Promoting favourable market conditions for financial technology, such as the exemption from VAT, will allow more than 80% of SMEs to access credit and more than 70% of adults to access direct credit instead of high-risk loans such as payday loans, according to COMEX Peru and the SBS itself.
Factoring: Financing for SMEs
One of the most obvious success stories in the Peruvian FinTech ecosystem is the case of factoring companies, with more than 100 such companies registered to date. Unlike in other jurisdictions, such as Chile, the success of factoring in Peru is due to a unique regulation that determines the obligation to register according to the size and economic muscle of those carrying out the activity, which is reasonable.Likewise, the participation of CAVALI, the Peruvian clearing house with which factoring companies are registered, allows this to be an efficient and safe activity.

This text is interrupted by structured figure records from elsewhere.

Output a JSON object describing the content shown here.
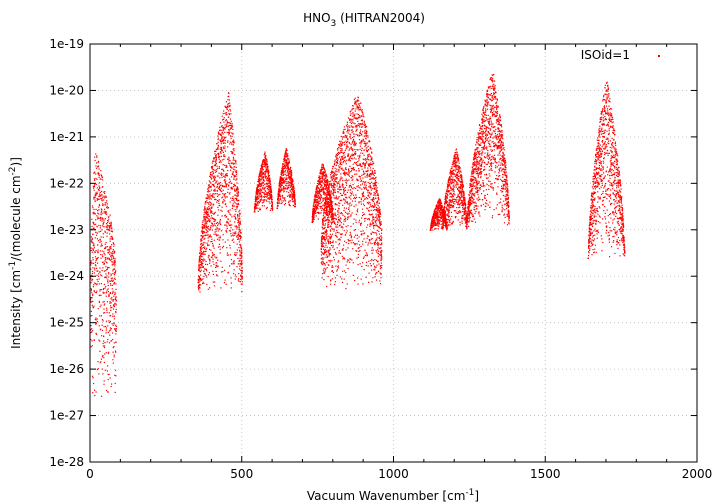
{
  "chart_data": {
    "type": "scatter",
    "title": {
      "main": "HNO",
      "sub": "3",
      "rest": " (HITRAN2004)"
    },
    "xlabel": {
      "p1": "Vacuum Wavenumber [cm",
      "sup1": "-1",
      "p2": "]"
    },
    "ylabel": {
      "p1": "Intensity [cm",
      "sup1": "-1",
      "p2": "/(molecule cm",
      "sup2": "-2",
      "p3": ")]"
    },
    "xlim": [
      0,
      2000
    ],
    "ylim": [
      1e-28,
      1e-19
    ],
    "yscale": "log",
    "grid": true,
    "legend": "top-right",
    "x_ticks": [
      "0",
      "500",
      "1000",
      "1500",
      "2000"
    ],
    "y_ticks": [
      "1e-19",
      "1e-20",
      "1e-21",
      "1e-22",
      "1e-23",
      "1e-24",
      "1e-25",
      "1e-26",
      "1e-27",
      "1e-28"
    ],
    "series": [
      {
        "name": "ISOid=1",
        "color": "#ff0000",
        "bands": [
          {
            "x": [
              0,
              85
            ],
            "peak_x": 15,
            "peak": 6e-22,
            "base": 1e-27,
            "edge": 1e-24
          },
          {
            "x": [
              355,
              500
            ],
            "peak_x": 455,
            "peak": 1e-20,
            "base": 4e-25,
            "edge": 9e-25
          },
          {
            "x": [
              540,
              600
            ],
            "peak_x": 575,
            "peak": 5e-22,
            "base": 2.5e-23,
            "edge": 2.5e-23
          },
          {
            "x": [
              615,
              675
            ],
            "peak_x": 645,
            "peak": 6e-22,
            "base": 3e-23,
            "edge": 3e-23
          },
          {
            "x": [
              730,
              800
            ],
            "peak_x": 765,
            "peak": 3e-22,
            "base": 1.5e-23,
            "edge": 1.5e-23
          },
          {
            "x": [
              760,
              960
            ],
            "peak_x": 880,
            "peak": 1e-20,
            "base": 4e-25,
            "edge": 6e-24
          },
          {
            "x": [
              1120,
              1175
            ],
            "peak_x": 1150,
            "peak": 5e-23,
            "base": 1e-23,
            "edge": 1e-23
          },
          {
            "x": [
              1160,
              1240
            ],
            "peak_x": 1205,
            "peak": 6e-22,
            "base": 1e-23,
            "edge": 1.2e-23
          },
          {
            "x": [
              1240,
              1380
            ],
            "peak_x": 1325,
            "peak": 3e-20,
            "base": 1.2e-23,
            "edge": 1.2e-23
          },
          {
            "x": [
              1640,
              1760
            ],
            "peak_x": 1700,
            "peak": 2e-20,
            "base": 2.5e-24,
            "edge": 2.5e-24
          }
        ]
      }
    ]
  }
}
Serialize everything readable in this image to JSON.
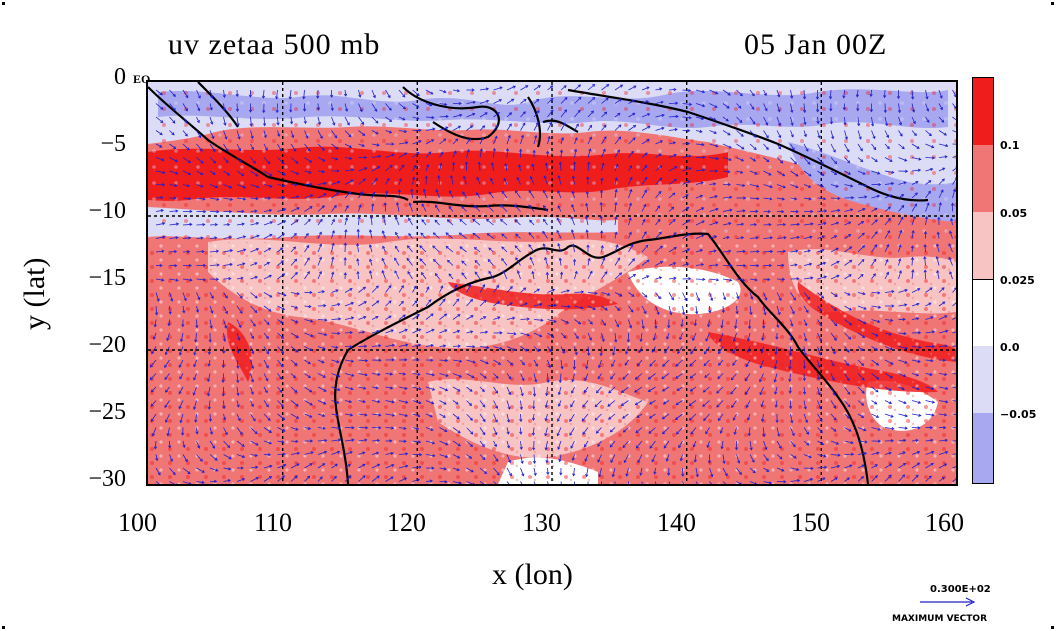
{
  "map": {
    "title": "uv zetaa 500 mb",
    "date": "05 Jan 00Z",
    "eq_label": "EQ",
    "xlabel": "x (lon)",
    "ylabel": "y (lat)",
    "x_ticks": [
      "100",
      "110",
      "120",
      "130",
      "140",
      "150",
      "160"
    ],
    "y_ticks": [
      "0",
      "−5",
      "−10",
      "−15",
      "−20",
      "−25",
      "−30"
    ],
    "lon_range": [
      100,
      160
    ],
    "lat_range": [
      -30,
      0
    ],
    "colors": {
      "strong_pos": "#f01d1d",
      "mid_pos": "#f07575",
      "weak_pos": "#f7c3c3",
      "zero": "#ffffff",
      "weak_neg": "#dcdcf6",
      "strong_neg": "#a8a8f0",
      "vectors": "#1f1fcf",
      "coast": "#000000"
    }
  },
  "colorbar": {
    "labels": [
      "0.1",
      "0.05",
      "0.025",
      "0.0",
      "−0.05"
    ]
  },
  "vector_legend": {
    "magnitude": "0.300E+02",
    "label": "MAXIMUM VECTOR"
  }
}
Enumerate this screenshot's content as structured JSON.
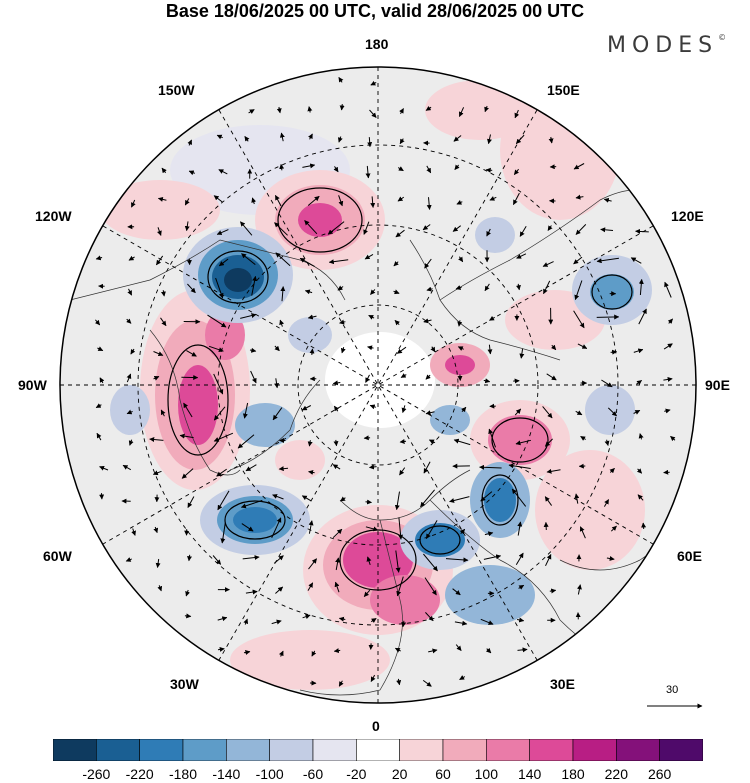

Challenges for Crowdfunding in Peru
The Superintendency of the Securities Market (SMV) has proposed three areas for improvement to the current crowdfunding regulation. This is expected to attract a greater number of projects by raising the maximum amount of money per project, allowing some projects to be developed outside Peru, creating an environment for dissemination to facilitate liquidity in the transfer of securities, and allowing a crowdfunding company to act as a representative of debt securities holders.
Like the SBS’s almost deserted sandbox, crowdfunding in Peru has only two fully operational companies (Inversiones.io and Prestopolis), and one about to start operations (Inversiones Neurona). Once the amendment is approved, more companies are expected to land in Peru, invest, and bet on a country that is opening up to innovation.